I should know. I wrote it.

I push unfamiliar blonde hair out of my face as we leave the police station. Louise’s body – my body – still feels strange. Suddenly to be carrying an extra stone of weight slows me down for a start, but I’m enjoying having more curves, and if David likes them then they’ll stay. She needs glasses for distance though. I don’t think she’d realised that yet.
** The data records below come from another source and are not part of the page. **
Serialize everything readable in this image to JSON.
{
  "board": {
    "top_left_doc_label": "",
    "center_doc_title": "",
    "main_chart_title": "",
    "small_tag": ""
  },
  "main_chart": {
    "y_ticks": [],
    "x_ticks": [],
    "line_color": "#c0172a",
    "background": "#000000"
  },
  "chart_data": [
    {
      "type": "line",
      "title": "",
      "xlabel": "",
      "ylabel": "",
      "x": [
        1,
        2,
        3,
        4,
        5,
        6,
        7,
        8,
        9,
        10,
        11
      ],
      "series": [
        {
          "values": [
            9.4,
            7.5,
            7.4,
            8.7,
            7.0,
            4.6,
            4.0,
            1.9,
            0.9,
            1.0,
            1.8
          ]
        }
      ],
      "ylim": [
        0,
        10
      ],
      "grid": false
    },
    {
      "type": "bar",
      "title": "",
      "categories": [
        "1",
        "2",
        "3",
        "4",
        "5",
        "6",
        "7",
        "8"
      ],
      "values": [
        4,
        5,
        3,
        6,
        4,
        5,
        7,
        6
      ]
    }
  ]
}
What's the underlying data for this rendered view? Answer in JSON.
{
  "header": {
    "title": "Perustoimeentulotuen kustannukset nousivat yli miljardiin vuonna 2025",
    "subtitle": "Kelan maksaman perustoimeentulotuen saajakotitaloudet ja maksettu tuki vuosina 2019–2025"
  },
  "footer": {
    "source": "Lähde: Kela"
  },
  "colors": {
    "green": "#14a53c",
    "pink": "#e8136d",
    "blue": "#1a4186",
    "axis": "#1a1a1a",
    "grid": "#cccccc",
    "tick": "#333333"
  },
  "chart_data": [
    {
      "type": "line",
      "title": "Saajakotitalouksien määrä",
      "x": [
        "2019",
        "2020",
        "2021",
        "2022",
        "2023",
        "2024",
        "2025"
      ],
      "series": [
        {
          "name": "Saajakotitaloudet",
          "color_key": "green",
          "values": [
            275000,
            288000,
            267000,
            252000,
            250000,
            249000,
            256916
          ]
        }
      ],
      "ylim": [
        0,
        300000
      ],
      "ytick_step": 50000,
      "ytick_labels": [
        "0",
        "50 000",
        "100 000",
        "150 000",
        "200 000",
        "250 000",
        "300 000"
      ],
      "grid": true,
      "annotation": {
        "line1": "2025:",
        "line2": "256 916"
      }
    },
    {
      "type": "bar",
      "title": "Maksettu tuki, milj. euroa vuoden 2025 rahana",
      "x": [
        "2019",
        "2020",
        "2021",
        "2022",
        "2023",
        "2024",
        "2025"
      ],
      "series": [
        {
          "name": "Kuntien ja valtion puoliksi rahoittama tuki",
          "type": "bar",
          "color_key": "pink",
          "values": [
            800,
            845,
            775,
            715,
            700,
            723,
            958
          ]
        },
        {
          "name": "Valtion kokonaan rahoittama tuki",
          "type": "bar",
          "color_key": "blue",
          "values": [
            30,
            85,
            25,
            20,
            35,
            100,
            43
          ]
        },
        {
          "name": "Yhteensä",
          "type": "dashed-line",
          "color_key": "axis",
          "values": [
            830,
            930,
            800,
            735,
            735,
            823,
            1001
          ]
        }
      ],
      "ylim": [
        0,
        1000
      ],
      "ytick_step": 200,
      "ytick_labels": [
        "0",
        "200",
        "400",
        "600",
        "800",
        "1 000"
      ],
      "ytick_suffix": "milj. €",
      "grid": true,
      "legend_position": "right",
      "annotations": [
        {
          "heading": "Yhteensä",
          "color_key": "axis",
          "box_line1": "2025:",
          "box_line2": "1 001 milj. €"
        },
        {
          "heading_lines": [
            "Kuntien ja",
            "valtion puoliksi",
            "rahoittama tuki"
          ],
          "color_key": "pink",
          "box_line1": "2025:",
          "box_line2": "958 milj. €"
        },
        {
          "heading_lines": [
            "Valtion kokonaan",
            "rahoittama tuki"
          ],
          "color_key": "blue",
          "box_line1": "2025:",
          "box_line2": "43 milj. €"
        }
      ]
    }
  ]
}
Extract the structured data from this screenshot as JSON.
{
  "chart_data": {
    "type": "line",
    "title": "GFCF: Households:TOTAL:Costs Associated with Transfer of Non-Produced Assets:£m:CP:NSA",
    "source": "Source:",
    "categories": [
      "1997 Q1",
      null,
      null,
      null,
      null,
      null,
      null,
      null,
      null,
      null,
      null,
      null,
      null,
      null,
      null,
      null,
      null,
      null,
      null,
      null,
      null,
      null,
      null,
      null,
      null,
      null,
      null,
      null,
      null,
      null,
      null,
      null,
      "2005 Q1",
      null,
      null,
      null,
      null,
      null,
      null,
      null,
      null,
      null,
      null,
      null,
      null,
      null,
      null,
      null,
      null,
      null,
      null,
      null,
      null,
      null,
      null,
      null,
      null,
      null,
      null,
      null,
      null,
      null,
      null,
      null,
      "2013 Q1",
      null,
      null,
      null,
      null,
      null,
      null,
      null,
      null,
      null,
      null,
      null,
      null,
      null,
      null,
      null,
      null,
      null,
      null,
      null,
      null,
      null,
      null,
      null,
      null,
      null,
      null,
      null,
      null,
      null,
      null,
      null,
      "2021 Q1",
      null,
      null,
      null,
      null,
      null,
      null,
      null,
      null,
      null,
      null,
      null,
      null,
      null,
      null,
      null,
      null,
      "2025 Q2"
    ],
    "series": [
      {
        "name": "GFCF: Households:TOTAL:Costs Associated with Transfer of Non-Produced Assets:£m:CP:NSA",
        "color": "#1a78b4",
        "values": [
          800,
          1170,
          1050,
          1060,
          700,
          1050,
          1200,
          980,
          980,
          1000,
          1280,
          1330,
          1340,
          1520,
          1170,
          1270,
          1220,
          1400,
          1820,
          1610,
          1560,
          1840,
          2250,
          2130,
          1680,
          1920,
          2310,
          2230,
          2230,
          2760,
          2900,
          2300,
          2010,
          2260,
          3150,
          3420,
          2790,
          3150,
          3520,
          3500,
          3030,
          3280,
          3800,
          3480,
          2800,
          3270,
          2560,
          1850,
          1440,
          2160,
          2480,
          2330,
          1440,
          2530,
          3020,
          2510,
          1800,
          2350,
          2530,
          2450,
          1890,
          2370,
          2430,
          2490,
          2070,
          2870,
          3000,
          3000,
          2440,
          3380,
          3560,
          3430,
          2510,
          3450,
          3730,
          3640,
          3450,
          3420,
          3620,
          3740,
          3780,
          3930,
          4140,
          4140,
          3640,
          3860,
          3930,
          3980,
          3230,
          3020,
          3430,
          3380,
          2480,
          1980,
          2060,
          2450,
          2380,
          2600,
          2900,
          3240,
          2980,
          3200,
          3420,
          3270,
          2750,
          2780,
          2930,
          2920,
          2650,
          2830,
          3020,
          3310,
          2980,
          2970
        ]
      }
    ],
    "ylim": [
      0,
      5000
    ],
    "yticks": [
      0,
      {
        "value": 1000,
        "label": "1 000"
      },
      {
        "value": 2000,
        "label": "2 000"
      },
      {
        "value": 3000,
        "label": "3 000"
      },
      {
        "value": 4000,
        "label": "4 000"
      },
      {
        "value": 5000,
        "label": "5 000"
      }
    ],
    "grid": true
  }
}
Oh Louise, how perfect she was. How wonderfully she performed. And I have to give myself my due. My plan went perfectly. After my failed attempt to buy smack in that godawful underpass that resulted in a black eye and nearly losing my bag, Anthony Hawkins had fallen into my lap and wassopleased there was something he could do for me. Drugs, needles, everything I needed, he got.